I recently met Kevin Hughes, an officer with the Illinois State Police. He came to "Grace Talk #1," and I felt well-protected, knowing there was a law enforcement official in the audience. In case there was a shoot-out.
I keep thinking Kevin's title is Grand Quartermaster Brigadier General, but that's completely wrong. It's Master Sergeant, which is almost as impressive, even though I'm not exactly sure what it means.
This is the first of my occasional series of hanging out with different folks at their jobs. I call it "Take Grace to Work Day." And I figured leading off with a cop would be an excellent starting place.
First, I have to tell you a story Kevin told me. It's about fear.
When Kevin was a rookie, a guy had killed his brother-in-law, chopped him into pieces and stuffed them down the garbage disposal. When the disposal got stopped up, the murderer called a plumber, who found eyeballs and fingers clogging the drain. The murderer was arrested, later pleaded insanity, and was sent to a mental institution. There, he charmed a female worker into getting him a gun and helping him escape. He told her the police would never take him alive.
Kevin went to the flophouse where the man was holed up. He was the only officer who had his bulletproof vest and shotgun with him, so they picked him to burst into the room when they kicked the door down and face the man with the gun who said he wouldn't be taken alive.
When they broke the door down and Kevin rushed in, gun pointed, the man had hidden his own gun and was utterly terrified by Kevin's shotgun, so everything turned out OK. No more deaths.
But can you imagine the fear a person would have in this situation? Facing the man who would have no hesitancy about shooting you to death, who had said he would not be taken alive? I, personally, cannot even conceive of this kind of fear.
OK, so here's the thing -- Kevin was in The Wizard of Oz last year at the Springfield Muni (his roles included Winkie Guard and dancing poppy). And he told me the fear he felt at doing the singing audition was three times greater than his fear of being killed by the crazy man.
I think everybody who has auditioned for Muni would appreciate this story, and if you haven't auditioned for Muni, well, you should have much more respect for those of us who have faced it and lived to tell the tale.
Anyway, Kevin is an Internet investigator. He told me some top secret things about how he goes about it, and he said they'd have to kill me if I told anybody, so you see why I can't tell you.
Kevin is ISP's only proactive Internet investigator in the entire state. This alarms me, and he couldn't really give me a good answer why there aren't more state police doing this same thing. A big part of his job is seeking out pedophiles online by posing as fictitious children, and when the pedophiles arrange to meet him (thinking he's really a 14-year-old girl, for example), Kevin brings along a team of cops and arrests the guy. One time he had to take a SWAT team (a total of 21 people), because the pedophile was a former cop.
Kevin showed me the special computer where he finds child pornographers. I figured there was lots of this going on, but was horrified to see how quickly scores of sites came up on the computer (he didn't show me any of the actual photos). Tracking down the pedophiles can take months, but Kevin can wrap up a porn case in a few hours. He said even though they're put in jail for pornography, a high percentage who go through counseling in prison then admit to being pedophiles as well.
Kevin said sometimes he feels like a lone sheriff in the Wild West. The number of Internet pedophiles has been growing for the past 10 years, and there has been an Illinois State Police Internet investigative unit since 1999. I ask again, why is Kevin the only one? There are a few cops who investigate cases when complaints are filed, but why is there only one single state cop proactively hunting down and putting these guys in prison?
As you can imagine, Kevin's job is quite stressful. It's a little overwhelming, thinking about how much stress a job like this would put on a person, and I'm amazed at how Kevin appears to be so cheerful and balanced.

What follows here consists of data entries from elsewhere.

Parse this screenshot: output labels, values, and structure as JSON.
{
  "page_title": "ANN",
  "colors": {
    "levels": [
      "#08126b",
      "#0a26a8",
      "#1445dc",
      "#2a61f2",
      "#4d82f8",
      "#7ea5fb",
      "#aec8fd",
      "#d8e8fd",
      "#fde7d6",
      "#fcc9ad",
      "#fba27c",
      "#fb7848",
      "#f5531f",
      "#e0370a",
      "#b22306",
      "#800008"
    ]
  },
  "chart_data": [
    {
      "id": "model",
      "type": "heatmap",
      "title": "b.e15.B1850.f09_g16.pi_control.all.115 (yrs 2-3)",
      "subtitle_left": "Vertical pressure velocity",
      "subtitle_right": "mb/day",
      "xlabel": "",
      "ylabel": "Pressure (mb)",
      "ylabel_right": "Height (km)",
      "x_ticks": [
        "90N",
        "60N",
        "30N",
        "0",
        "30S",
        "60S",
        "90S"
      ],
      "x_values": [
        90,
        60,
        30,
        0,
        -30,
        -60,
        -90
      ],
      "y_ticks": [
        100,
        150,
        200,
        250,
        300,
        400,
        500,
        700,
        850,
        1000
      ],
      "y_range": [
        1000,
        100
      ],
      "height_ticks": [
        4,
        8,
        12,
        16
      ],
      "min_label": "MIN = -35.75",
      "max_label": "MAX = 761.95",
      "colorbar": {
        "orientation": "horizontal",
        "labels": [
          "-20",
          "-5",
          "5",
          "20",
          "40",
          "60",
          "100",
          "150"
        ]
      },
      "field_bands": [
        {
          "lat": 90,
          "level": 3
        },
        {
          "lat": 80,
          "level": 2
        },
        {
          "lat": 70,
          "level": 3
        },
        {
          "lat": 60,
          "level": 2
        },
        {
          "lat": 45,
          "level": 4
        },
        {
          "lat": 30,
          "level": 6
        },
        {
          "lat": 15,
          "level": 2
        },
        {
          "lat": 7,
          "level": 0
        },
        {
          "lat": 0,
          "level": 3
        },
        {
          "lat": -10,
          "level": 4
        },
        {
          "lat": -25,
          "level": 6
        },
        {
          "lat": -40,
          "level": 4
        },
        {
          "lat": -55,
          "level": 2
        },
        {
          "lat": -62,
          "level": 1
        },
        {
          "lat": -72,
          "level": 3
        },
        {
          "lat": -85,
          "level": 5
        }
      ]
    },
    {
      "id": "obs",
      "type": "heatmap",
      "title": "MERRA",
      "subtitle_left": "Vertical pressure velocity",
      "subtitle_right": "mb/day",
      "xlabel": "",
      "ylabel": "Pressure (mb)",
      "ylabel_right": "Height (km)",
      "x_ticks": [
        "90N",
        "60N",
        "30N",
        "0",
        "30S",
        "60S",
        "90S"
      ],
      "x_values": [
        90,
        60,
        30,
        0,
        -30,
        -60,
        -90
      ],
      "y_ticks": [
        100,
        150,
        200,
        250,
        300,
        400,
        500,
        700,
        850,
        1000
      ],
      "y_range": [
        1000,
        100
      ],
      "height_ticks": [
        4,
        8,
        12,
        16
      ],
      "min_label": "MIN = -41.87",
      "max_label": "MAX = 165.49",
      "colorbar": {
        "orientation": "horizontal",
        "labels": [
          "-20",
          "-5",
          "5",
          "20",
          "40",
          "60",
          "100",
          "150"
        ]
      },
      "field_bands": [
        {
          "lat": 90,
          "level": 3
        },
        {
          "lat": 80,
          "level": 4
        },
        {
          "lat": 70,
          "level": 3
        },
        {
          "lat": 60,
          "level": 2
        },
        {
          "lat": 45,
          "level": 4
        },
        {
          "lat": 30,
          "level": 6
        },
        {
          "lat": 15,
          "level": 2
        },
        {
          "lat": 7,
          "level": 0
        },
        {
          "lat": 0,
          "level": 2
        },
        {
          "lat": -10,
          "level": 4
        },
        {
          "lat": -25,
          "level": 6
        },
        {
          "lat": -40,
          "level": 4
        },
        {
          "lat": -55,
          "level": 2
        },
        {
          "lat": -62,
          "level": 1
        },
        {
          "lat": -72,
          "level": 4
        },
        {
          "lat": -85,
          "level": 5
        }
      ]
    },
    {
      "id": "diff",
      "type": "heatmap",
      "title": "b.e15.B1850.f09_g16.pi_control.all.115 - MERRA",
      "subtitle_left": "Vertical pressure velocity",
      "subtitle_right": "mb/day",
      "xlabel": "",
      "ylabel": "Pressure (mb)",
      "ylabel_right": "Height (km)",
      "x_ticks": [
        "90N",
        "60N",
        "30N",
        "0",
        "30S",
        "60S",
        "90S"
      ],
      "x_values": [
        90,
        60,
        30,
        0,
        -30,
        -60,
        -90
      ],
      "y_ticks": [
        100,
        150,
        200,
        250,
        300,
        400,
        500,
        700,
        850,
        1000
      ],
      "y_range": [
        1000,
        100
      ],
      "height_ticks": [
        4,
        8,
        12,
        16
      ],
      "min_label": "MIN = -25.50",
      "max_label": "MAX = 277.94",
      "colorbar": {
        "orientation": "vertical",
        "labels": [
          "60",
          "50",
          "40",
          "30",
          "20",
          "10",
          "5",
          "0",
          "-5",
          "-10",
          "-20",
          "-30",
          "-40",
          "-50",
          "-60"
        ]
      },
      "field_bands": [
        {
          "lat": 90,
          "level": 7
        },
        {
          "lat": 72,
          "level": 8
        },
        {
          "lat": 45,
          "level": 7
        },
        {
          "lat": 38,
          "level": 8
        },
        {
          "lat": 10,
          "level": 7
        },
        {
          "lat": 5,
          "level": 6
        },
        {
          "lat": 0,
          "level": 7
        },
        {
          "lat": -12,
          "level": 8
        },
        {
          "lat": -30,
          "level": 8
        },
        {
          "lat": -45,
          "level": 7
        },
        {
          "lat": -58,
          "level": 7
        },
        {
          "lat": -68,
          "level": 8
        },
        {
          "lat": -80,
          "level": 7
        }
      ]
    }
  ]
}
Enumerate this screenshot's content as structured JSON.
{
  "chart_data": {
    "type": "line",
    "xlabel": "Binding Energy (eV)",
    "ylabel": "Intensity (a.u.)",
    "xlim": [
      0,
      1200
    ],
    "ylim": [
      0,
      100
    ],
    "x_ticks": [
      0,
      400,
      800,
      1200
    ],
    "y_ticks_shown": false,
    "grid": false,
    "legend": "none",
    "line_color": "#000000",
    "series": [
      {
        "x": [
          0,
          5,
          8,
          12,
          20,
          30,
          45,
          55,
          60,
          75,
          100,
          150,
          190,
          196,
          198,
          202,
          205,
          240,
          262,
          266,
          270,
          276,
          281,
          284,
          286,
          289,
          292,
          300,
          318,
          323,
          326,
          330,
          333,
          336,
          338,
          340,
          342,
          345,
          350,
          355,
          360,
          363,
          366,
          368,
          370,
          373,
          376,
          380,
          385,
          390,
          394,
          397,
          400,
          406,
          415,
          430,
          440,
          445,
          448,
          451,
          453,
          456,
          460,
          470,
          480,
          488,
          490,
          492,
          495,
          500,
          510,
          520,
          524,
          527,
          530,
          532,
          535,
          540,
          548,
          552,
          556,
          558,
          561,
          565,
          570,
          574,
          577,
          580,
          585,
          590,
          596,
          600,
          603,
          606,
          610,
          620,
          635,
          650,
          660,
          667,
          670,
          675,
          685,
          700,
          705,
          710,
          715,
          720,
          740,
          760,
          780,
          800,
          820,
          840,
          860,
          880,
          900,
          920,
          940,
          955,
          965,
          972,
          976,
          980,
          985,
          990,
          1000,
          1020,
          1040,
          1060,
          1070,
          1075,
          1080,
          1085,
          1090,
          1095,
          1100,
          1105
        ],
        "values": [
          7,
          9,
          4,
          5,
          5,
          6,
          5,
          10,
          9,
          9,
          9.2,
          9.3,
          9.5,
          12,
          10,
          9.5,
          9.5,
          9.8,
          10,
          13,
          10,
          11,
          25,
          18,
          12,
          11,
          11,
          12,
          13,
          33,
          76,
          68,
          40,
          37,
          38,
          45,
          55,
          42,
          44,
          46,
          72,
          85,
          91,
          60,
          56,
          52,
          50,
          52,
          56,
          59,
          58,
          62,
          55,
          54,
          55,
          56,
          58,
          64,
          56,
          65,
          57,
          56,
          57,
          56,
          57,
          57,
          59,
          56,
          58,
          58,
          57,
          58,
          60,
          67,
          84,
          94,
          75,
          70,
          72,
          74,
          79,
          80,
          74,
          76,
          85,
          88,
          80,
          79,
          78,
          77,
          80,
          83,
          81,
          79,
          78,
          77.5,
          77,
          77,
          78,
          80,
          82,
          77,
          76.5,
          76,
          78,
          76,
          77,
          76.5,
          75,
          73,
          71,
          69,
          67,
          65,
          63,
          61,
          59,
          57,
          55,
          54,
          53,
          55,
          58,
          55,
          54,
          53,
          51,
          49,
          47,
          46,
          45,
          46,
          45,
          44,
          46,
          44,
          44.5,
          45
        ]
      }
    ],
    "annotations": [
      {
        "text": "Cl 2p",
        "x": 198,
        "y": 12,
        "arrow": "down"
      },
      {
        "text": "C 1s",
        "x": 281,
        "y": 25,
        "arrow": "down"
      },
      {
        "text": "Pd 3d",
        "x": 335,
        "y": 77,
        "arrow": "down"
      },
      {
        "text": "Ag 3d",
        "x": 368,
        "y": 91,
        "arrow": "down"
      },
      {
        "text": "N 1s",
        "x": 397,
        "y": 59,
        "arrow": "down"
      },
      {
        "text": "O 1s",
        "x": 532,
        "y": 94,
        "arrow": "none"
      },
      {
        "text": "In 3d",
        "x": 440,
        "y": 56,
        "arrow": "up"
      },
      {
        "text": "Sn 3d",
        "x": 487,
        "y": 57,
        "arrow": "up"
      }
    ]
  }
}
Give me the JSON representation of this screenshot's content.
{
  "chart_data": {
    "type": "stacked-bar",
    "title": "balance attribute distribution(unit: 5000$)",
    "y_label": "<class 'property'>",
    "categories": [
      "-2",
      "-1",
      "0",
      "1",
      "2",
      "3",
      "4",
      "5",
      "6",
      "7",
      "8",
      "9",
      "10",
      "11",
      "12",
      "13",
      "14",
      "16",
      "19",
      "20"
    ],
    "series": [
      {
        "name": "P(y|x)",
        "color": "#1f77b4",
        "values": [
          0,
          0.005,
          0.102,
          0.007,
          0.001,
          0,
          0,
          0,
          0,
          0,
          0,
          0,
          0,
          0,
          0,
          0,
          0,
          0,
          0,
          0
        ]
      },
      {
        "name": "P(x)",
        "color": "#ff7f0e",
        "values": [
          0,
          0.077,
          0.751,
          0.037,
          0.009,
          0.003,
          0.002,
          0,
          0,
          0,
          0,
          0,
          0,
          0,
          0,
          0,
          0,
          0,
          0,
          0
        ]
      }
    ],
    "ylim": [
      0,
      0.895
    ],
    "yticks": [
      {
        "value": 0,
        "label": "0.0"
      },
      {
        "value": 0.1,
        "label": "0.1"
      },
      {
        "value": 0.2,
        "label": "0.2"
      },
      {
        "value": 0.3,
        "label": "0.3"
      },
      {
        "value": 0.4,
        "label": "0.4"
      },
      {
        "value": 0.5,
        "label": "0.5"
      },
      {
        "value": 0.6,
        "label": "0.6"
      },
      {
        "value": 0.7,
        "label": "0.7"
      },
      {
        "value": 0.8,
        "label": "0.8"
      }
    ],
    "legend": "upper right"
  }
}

He does this by being very active. In addition to the Muni, he also takes ballet, tap, and ballroom dance. He's going cycling in Ireland for a week, and he's planning on two marathons two weekends in a row in the fall. I questioned the sanity of this last item, telling him he might die after (or even during) the second marathon, but after, seeing the stuff he has to go through at work, I told him it's OK for him to run as much as he wants.
Because he's an investigator, he got me to confess that I'm also a massage therapist. I told him I'd be happy to give him a massage to help with the stress reduction. A massage would be much less hazardous to his health than facing armed men or running back-to-back marathons. Or auditioning for Muni.